本文选题：心血管疾病 + 急性心肌梗死　；参考：《北京协和医学院》2013年博士论文

【摘要】：目的心血管疾病是世界范围内严重危害人类健康的疾病,近年来研究显示,其发病率和死亡率在发展中国家日益增高。目前已经有很多研究探讨心肌梗死发病的危险因素并预测发病概率。预测疾病发病概率需要建立统计学模型,对于目前常规使用的统计模型预测能力有限。我们希望寻找一种更好的分析变量间更为复杂的非线性关系的数学模型,从而为中国人群急性心肌梗死的诊断和预防提供参考。神经网络模型是在模拟人脑神经组织的基础上发展起来的计算系统,是由大量处理单元通过广泛互联而构成的网络体系,它具有生物神经系统的基本特征,具有非线性映射能力、学习能力、自适应能力、容错能力、联想储存的功能,是数据挖掘方法中一类非常重要的模型。本研究的目的是构建Logistic回归模型、BP神经网络模型和Elman神经网络模型,并将常规的统计学方法与神经网络模型的方法结合起来运用到急性心肌梗死的预测中,期望能够提高疾病的预测能力。方法我们将中国人群急性心肌梗死流行学调查数据中涉及的变量分为常规变量和基因SNP位点变量。常规变量分为定性变量和定量变量,进行了变量的描述和单变量分析。对于基因SNP位点变量,进行了基因频率和基因型频率计算、哈代-温伯格平衡定律验证、趋势检验和SNP位点单体型区域的构建。之后我们构建了3种统计预测模型,常规Logistic回归模型、BP神经网络模型和Elman神经网络模型,回代数据计算ROC曲线下面积,初步比较三种模型的预测精度；而后利用随机抽样的方法将数据分为训练集和验证集,重新构建模型评价3种模型的泛化能力,利用反复抽样的方法比较三种模型的预测精度；最后我们随机模拟数据,考虑到连续型变量和离散型变量在模型中的差别,因此,我们将随机模拟分为两种情况,第一部分模拟连续型变量具有统计学意义；第二部分模拟离散型变量具有统计学意义,分别构建模型,并针对模型对变量的适应性和模型的稳定性进行研究。结果经过数据随机抽样分为预测数据集和验证数据集拟合模型比较3种模型的预测能力,结果表明10%-40%4种不同验证数据集比例情况下,BP神经网络模型ROC曲线下面积相比Logistic回归模型分别高出4.5%、3.1%、3.3%和2.9%,具有统计学意义。Elman (?)神经网络模型ROC曲线下面积相比Logistic回归模型分别高出4.2%、2.1%、2.9%和1.4%,20%和40%比例人群作为验证数据集情况下无统计学意义。BP模型ROC曲线下面积相比Elman模型4种不同验证数据集比例差别为：0.2%、0.9%、0.4%和1.6%,差别不具有统计学意义。BP神经网络模型相比常规的Logistic回归模型能够显著提高模型的泛化能力。随机模拟数据研究结果表明,第一部分模拟连续型变量具有统计学意义,3种模型的预测性能均较高；第二部分模拟离散型变量具有统计学意义,在10%-40%4种不同验证数据集比例情况下,BP神经网络模型与Elman神经网络模型ROC曲线下面积相比Logistic回归模型分别高出3.2%、2.9%、3.2%和3.1%,具有统计学意义。2种神经网络模型预测性能均显著优于Logistic回归模型。Elman模型与BP模型差别无统计学意义。结论通过本研究的实际应用结果可知：利用BP神经网络、Elman神经网络模型具有良好的预测能力、较快的运算速度、良好的稳定性,具有解决复杂的非线性关系的能力,特别是在样本量不大、离散型变量较多、非线性关系复杂的数据研究中,神经网络模型的预测性能高于Logistic回归分析,充分显示出神经网络方法的优越性和合理性。这2种神经网络方法在心脏病流行病学领域预测和评价方面的使用将具有较好的实际应用价值。
[Abstract]:objective
Cardiovascular disease is a worldwide disease which seriously endangers human health. In recent years, studies have shown that its morbidity and mortality are increasing in the developing countries. There are many studies on the risk factors of myocardial infarction and the probability of predicting the incidence of the disease. The statistical model used by the rules is limited. We hope to find a better mathematical model of the more complex nonlinear relationship between the variables, so as to provide a reference for the diagnosis and prevention of acute myocardial infarction in the Chinese population.
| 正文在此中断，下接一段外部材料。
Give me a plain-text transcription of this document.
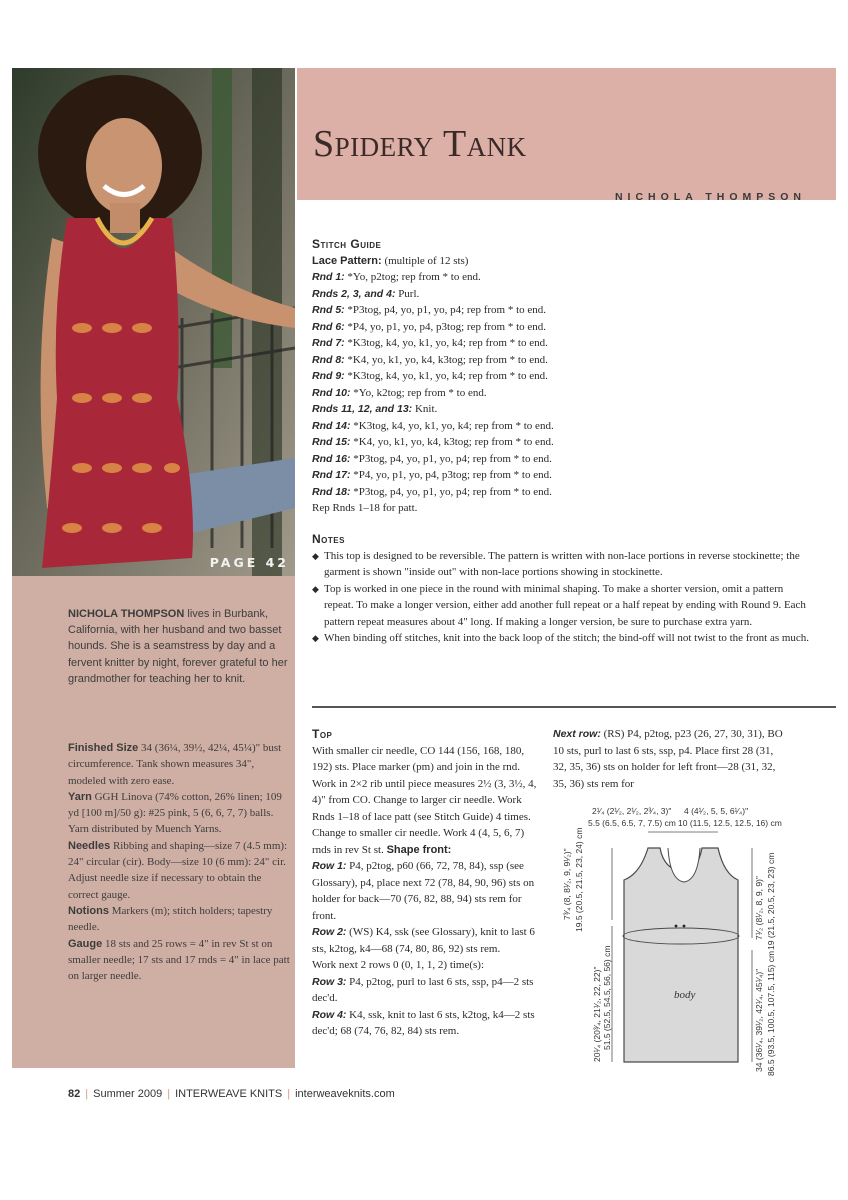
PAGE 42
NICHOLA THOMPSON lives in Burbank, California, with her husband and two basset hounds. She is a seamstress by day and a fervent knitter by night, forever grateful to her grandmother for teaching her to knit.

Finished Size 34 (36¼, 39½, 42¼, 45¼)" bust circumference. Tank shown measures 34", modeled with zero ease.

Yarn GGH Linova (74% cotton, 26% linen; 109 yd [100 m]/50 g): #25 pink, 5 (6, 6, 7, 7) balls. Yarn distributed by Muench Yarns.

Needles Ribbing and shaping—size 7 (4.5 mm): 24" circular (cir). Body—size 10 (6 mm): 24" cir. Adjust needle size if necessary to obtain the correct gauge.

Notions Markers (m); stitch holders; tapestry needle.

Gauge 18 sts and 25 rows = 4" in rev St st on smaller needle; 17 sts and 17 rnds = 4" in lace patt on larger needle.

Spidery Tank
NICHOLA THOMPSON
Stitch Guide

Lace Pattern: (multiple of 12 sts)

Rnd 1: *Yo, p2tog; rep from * to end.

Rnds 2, 3, and 4: Purl.

Rnd 5: *P3tog, p4, yo, p1, yo, p4; rep from * to end.

Rnd 6: *P4, yo, p1, yo, p4, p3tog; rep from * to end.

Rnd 7: *K3tog, k4, yo, k1, yo, k4; rep from * to end.

Rnd 8: *K4, yo, k1, yo, k4, k3tog; rep from * to end.

Rnd 9: *K3tog, k4, yo, k1, yo, k4; rep from * to end.

Rnd 10: *Yo, k2tog; rep from * to end.

Rnds 11, 12, and 13: Knit.

Rnd 14: *K3tog, k4, yo, k1, yo, k4; rep from * to end.

Rnd 15: *K4, yo, k1, yo, k4, k3tog; rep from * to end.

Rnd 16: *P3tog, p4, yo, p1, yo, p4; rep from * to end.

Rnd 17: *P4, yo, p1, yo, p4, p3tog; rep from * to end.

Rnd 18: *P3tog, p4, yo, p1, yo, p4; rep from * to end.

Rep Rnds 1–18 for patt.

Notes
◆ This top is designed to be reversible. The pattern is written with non-lace portions in reverse stockinette; the garment is shown "inside out" with non-lace portions showing in stockinette.
◆ Top is worked in one piece in the round with minimal shaping. To make a shorter version, omit a pattern repeat. To make a longer version, either add another full repeat or a half repeat by ending with Round 9. Each pattern repeat measures about 4" long. If making a longer version, be sure to purchase extra yarn.
◆ When binding off stitches, knit into the back loop of the stitch; the bind-off will not twist to the front as much.
Top

With smaller cir needle, CO 144 (156, 168, 180, 192) sts. Place marker (pm) and join in the rnd. Work in 2×2 rib until piece measures 2½ (3, 3½, 4, 4)" from CO. Change to larger cir needle. Work Rnds 1–18 of lace patt (see Stitch Guide) 4 times. Change to smaller cir needle. Work 4 (4, 5, 6, 7) rnds in rev St st. Shape front:

Row 1: P4, p2tog, p60 (66, 72, 78, 84), ssp (see Glossary), p4, place next 72 (78, 84, 90, 96) sts on holder for back—70 (76, 82, 88, 94) sts rem for front.

Row 2: (WS) K4, ssk (see Glossary), knit to last 6 sts, k2tog, k4—68 (74, 80, 86, 92) sts rem.

Work next 2 rows 0 (0, 1, 1, 2) time(s):

Row 3: P4, p2tog, purl to last 6 sts, ssp, p4—2 sts dec'd.

Row 4: K4, ssk, knit to last 6 sts, k2tog, k4—2 sts dec'd; 68 (74, 76, 82, 84) sts rem.

Next row: (RS) P4, p2tog, p23 (26, 27, 30, 31), BO 10 sts, purl to last 6 sts, ssp, p4. Place first 28 (31, 32, 35, 36) sts on holder for left front—28 (31, 32, 35, 36) sts rem for

2¹⁄₄ (2¹⁄₂, 2¹⁄₂, 2³⁄₄, 3)"
5.5 (6.5, 6.5, 7, 7.5) cm
4 (4¹⁄₂, 5, 5, 6¹⁄₄)"
10 (11.5, 12.5, 12.5, 16) cm
body
7³⁄₄ (8, 8¹⁄₂, 9, 9¹⁄₂)" 19.5 (20.5, 21.5, 23, 24) cm
20¹⁄₄ (20³⁄₄, 21¹⁄₂, 22, 22)" 51.5 (52.5, 54.5, 56, 56) cm
7¹⁄₂ (8¹⁄₂, 8, 9, 9)" 19 (21.5, 20.5, 23, 23) cm
34 (36¹⁄₄, 39¹⁄₂, 42¹⁄₄, 45¹⁄₄)" 86.5 (93.5, 100.5, 107.5, 115) cm
82 | Summer 2009 | INTERWEAVE KNITS | interweaveknits.com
The network system, consisting of a large number of processing units through extensive interconnection, has the basic characteristics of the biological neural system. It has the ability of nonlinear mapping, learning, self-adaptive, fault-tolerant, and associative storage. It is a very important model in the data mining method.
The purpose of this study is to construct the Logistic regression model, the BP neural network model and the Elman neural network model, and combine the conventional statistical method with the neural network model to predict the acute myocardial infarction, and expect to improve the prediction ability of the disease.
Method
We divide the variables involved in the epidemiological survey data of acute myocardial infarction in Chinese population into conventional and gene SNP loci variables. The conventional variables are divided into qualitative and quantitative variables. The variables are described and the single variable analysis is carried out. For the gene SNP locus variables, the basis frequency and genotype frequency are calculated, Hardy Weber. Verification of lattice equilibrium law, trend test and construction of haplotype region of SNP locus.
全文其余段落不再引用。